The Synapse Summit hosts more than the latest launches in tech. At this large and bustling conference, attendees have the opportunity to network with successful business tycoons, local artists, app designers, and other pillars of the community.
At this year’s event, we had the pleasure of sitting down with former Florida senator, and current candidate for city council, Janet Cruz.
When asked about her impressive $100,000 bid for city council paired with such a positive backing from the community, Cruz stated:
“It is actually a testament to the fact that I served for eight years in the Florida House and then went to serve another four years in the Senate. And this past November, that ended, but I’m not finished, you know, I want to come back and be one of the seven rather than one of 40 and get some local stuff done. That’s part of the reason I’m excited about where we are today. Walking around and seeing all of this innovation, and all of these young men and women who are here, who want to be part of Tampa, and want to be part of the innovation of incubators. The folks I’ve seen and talked to, I want to be part of that and part of facilitating that. And giving these companies a reason to come to Tampa. I mean, we know it’s a beautiful city, and we love it here, but we need to convince others to bring with them high-tech high, paying jobs.”
Hence, the former senator’s attendance at one of the leading conferences for tech and innovation in Tampa. However, that was not her only prerogative for attending the day’s festivities.
As the former minority leader, Cruz is welcoming of the possibility of being one of two women on the Tampa City Council. When asked to divulge her thoughts on representing women and women of minorities, she retorted:
“Well, I will never forget where I came from. I was born in Ybor City, my parents were born in Ybor City, my grandparents were born in Ybor City, and they all worked in cigar factories. So you know, they were immigrants who came and worked ten-hour days rolling cigars, and people always smile when I tell them, but you know- there’s nothing really romantic about it. It was a factory job, and they were happy to have it because they came from places where there was no work. So they were thrilled to be here. And if it weren’t for the Latin Quarter of Tampa, you know, the Sicilians, the Cubans, the Spaniards that came, we would just be a little redneck town in Florida. They brought their culture and created a very peaceful and accepting environment here in Tampa. So we are a diverse and accepting town, and we’re great because of it.”
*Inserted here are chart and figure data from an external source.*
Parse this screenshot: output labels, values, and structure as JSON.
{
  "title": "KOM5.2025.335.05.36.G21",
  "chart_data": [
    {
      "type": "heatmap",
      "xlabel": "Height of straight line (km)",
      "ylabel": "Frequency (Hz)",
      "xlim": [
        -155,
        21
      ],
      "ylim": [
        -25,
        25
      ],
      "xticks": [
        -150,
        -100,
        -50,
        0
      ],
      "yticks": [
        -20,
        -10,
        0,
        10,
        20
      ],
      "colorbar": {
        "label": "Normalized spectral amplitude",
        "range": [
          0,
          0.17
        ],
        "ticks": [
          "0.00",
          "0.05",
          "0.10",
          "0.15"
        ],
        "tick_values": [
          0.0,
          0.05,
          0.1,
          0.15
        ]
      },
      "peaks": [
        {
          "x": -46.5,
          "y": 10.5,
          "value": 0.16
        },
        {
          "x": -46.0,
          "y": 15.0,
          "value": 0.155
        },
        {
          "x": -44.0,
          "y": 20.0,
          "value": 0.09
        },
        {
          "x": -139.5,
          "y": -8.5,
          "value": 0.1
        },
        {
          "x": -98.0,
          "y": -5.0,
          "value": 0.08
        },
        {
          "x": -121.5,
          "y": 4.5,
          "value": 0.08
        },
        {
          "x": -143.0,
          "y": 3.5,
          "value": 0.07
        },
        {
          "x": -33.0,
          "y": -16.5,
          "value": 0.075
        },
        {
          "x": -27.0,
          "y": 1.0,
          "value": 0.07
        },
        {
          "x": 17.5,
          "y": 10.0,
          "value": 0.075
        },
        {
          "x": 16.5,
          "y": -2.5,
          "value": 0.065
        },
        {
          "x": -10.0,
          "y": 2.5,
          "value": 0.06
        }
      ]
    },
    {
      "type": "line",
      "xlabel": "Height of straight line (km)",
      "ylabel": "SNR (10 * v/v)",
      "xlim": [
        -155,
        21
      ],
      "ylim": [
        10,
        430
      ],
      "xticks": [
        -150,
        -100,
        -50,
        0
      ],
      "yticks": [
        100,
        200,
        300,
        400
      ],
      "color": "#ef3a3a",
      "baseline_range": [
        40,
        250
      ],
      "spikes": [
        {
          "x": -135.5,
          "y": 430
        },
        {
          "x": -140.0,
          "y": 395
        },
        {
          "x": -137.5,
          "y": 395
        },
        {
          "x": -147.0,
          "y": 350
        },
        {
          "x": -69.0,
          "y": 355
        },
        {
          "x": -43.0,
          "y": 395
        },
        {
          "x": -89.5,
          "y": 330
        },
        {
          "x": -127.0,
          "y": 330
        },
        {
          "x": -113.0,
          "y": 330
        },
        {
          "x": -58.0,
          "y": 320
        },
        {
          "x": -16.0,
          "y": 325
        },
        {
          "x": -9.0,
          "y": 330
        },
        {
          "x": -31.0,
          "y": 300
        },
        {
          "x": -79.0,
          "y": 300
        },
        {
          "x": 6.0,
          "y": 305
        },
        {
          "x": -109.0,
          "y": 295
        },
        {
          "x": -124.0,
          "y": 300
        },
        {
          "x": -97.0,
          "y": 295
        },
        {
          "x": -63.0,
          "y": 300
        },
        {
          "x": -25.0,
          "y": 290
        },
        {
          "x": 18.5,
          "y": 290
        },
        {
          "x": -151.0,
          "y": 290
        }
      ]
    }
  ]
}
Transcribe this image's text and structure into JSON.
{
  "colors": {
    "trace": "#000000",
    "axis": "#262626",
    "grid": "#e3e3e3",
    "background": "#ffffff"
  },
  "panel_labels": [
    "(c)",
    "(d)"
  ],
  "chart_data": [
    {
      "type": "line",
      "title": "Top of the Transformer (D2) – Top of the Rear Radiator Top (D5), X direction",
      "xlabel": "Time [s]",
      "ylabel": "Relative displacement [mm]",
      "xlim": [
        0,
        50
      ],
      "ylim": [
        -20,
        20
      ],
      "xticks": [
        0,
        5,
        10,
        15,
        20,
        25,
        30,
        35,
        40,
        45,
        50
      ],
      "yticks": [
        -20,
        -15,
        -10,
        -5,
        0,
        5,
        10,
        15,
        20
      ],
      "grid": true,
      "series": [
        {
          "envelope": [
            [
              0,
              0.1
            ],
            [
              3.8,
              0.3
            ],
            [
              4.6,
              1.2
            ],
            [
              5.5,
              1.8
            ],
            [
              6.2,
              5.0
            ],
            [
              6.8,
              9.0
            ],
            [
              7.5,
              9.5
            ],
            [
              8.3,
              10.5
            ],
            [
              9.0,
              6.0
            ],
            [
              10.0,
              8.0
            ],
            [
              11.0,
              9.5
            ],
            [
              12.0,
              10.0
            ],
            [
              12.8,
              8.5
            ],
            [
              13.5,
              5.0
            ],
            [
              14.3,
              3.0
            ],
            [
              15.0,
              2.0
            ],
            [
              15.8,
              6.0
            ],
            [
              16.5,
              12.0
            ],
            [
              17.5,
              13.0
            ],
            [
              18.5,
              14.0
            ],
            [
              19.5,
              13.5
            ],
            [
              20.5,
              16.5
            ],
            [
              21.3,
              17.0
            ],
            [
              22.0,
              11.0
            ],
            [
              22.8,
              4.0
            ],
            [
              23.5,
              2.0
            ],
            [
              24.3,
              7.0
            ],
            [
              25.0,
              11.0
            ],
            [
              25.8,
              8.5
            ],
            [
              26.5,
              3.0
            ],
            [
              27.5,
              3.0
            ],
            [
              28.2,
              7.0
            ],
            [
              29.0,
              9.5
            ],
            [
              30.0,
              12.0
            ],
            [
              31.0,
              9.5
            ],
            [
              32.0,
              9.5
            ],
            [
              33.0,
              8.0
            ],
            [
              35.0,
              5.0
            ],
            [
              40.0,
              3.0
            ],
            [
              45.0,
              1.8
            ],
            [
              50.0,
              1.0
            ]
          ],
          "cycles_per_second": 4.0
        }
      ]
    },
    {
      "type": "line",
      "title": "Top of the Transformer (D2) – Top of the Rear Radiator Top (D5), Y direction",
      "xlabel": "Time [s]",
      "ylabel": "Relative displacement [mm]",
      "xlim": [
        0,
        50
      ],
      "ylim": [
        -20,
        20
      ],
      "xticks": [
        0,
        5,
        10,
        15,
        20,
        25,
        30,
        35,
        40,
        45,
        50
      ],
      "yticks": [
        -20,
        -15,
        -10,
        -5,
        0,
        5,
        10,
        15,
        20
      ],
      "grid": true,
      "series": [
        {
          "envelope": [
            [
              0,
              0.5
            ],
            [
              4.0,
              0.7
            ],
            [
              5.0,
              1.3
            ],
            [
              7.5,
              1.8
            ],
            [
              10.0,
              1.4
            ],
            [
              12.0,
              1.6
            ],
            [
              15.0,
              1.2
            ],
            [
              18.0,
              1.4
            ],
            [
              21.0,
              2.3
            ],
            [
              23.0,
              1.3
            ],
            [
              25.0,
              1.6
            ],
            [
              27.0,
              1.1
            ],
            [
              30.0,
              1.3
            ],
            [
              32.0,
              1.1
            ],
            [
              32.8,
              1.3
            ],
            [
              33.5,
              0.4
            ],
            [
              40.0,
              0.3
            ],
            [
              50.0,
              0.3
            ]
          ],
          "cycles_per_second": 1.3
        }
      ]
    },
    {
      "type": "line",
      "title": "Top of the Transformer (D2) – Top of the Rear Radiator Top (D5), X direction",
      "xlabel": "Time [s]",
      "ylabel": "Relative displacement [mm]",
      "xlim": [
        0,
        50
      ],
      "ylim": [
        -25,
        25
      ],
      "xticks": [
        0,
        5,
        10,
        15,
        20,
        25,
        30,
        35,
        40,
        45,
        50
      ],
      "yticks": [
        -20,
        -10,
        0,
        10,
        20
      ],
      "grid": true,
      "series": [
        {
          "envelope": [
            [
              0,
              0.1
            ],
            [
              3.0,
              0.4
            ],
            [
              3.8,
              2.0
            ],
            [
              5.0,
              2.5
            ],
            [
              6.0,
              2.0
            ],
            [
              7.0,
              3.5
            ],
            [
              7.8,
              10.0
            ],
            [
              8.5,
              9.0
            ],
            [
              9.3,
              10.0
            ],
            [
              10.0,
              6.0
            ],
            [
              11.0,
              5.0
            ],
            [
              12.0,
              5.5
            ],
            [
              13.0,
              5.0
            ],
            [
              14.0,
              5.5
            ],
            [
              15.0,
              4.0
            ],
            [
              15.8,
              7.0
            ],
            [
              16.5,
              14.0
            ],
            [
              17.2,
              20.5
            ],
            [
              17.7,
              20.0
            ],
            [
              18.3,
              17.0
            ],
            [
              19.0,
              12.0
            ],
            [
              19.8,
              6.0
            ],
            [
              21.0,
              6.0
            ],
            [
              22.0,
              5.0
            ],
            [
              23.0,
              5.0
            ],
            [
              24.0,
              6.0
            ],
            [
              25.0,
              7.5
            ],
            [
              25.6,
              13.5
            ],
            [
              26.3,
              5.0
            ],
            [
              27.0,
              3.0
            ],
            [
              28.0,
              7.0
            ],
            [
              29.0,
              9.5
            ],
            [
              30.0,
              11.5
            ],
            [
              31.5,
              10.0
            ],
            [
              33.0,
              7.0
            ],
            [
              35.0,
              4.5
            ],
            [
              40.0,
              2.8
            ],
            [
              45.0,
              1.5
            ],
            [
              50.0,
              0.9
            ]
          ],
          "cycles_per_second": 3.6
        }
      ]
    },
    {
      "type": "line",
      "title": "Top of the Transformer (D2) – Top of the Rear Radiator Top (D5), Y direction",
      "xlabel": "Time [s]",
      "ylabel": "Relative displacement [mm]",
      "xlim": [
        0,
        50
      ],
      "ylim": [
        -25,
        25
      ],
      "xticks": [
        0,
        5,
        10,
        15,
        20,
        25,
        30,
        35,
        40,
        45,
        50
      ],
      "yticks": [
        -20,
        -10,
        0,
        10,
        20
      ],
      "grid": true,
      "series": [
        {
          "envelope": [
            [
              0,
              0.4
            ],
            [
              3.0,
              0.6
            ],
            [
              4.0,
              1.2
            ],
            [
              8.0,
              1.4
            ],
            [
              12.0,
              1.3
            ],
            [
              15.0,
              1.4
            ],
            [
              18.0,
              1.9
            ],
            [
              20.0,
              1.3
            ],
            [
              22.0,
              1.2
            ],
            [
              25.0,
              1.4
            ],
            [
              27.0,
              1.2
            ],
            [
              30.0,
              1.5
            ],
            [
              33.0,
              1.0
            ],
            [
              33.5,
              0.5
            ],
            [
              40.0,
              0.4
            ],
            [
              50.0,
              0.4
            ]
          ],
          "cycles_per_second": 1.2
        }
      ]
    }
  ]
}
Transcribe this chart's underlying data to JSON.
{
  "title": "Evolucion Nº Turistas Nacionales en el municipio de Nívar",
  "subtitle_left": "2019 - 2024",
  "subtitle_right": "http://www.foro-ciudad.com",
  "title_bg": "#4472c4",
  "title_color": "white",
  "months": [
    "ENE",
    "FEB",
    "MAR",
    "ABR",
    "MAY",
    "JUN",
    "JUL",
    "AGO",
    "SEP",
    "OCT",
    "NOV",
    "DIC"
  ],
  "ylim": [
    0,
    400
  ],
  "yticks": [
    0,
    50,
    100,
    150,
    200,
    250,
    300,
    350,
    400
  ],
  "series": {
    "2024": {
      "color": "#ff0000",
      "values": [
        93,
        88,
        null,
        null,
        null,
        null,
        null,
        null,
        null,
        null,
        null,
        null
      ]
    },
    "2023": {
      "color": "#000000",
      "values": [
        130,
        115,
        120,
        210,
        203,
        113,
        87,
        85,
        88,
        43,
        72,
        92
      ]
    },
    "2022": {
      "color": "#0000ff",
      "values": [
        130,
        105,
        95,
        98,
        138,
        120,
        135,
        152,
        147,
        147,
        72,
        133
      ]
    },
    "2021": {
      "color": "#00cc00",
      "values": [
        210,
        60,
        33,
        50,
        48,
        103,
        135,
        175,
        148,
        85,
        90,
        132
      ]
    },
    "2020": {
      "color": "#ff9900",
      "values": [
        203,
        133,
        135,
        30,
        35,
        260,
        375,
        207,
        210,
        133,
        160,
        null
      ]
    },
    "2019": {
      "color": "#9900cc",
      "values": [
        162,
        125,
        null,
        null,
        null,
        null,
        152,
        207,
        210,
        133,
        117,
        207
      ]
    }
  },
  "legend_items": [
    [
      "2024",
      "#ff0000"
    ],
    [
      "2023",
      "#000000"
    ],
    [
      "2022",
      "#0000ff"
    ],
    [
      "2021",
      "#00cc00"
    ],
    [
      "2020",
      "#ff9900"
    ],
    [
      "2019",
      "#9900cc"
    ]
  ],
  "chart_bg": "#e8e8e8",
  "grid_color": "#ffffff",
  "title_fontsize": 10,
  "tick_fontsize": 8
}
Cruz went on to recall other roadblocks encountered throughout her career linked to being a woman holding an official government position.
“I served in the legislature, and believe it or not, it’s still a bit of a man’s world. It’s still a bit of a ‘good ole boys’ place’, but I learned early on that when you sit in a minority position, you have to work across the aisle. So, I think that’s what my strength was, and that’s what I’ll bring to the city council- the ability to be the adult in the room and create unity.”
Cruz plans to implement more diversity within the community and boost the employment of those with diverse backgrounds through her yearly job fair.
“For the past 13 years, I’ve held a gigantic job fair, and it’s bilingual. And every year, 100 employers come with the requirement that they are actively hiring. It’s free for everyone to attend. We usually have 1,000 people come through each year. We make sure it is totally bilingual, and then we make sure we have folks come from the local colleges to help people with their resumes. I feel this is a block for lots of Latinos, as they are unsure about their resumes or qualifications, especially women. We want to help them because so many people helped me. When I was 16, my daughter was born, and it really did take a village and a lot of grant money to get me through college. So I feel that I owe that back to this community.”
As a Tampa native and active member of the community, this race is largely different from her running for senate.
“The Senate races, those are big districts. There are half a million people in the district. My Senate seat went from MacDill Air Force Base all the way to Odessa. This is an all-city race, but it’s within the city limits, and we anticipate the turnout to be much lower- about 14,000 people. So, it’s a big difference when you boil a race down to 14,000 people. Every vote counts so much more, so we have to chase votes, and that’s what we’re doing.”
Cruz hopes to continue making an impact within the community and helping its members receive equal opportunities for success.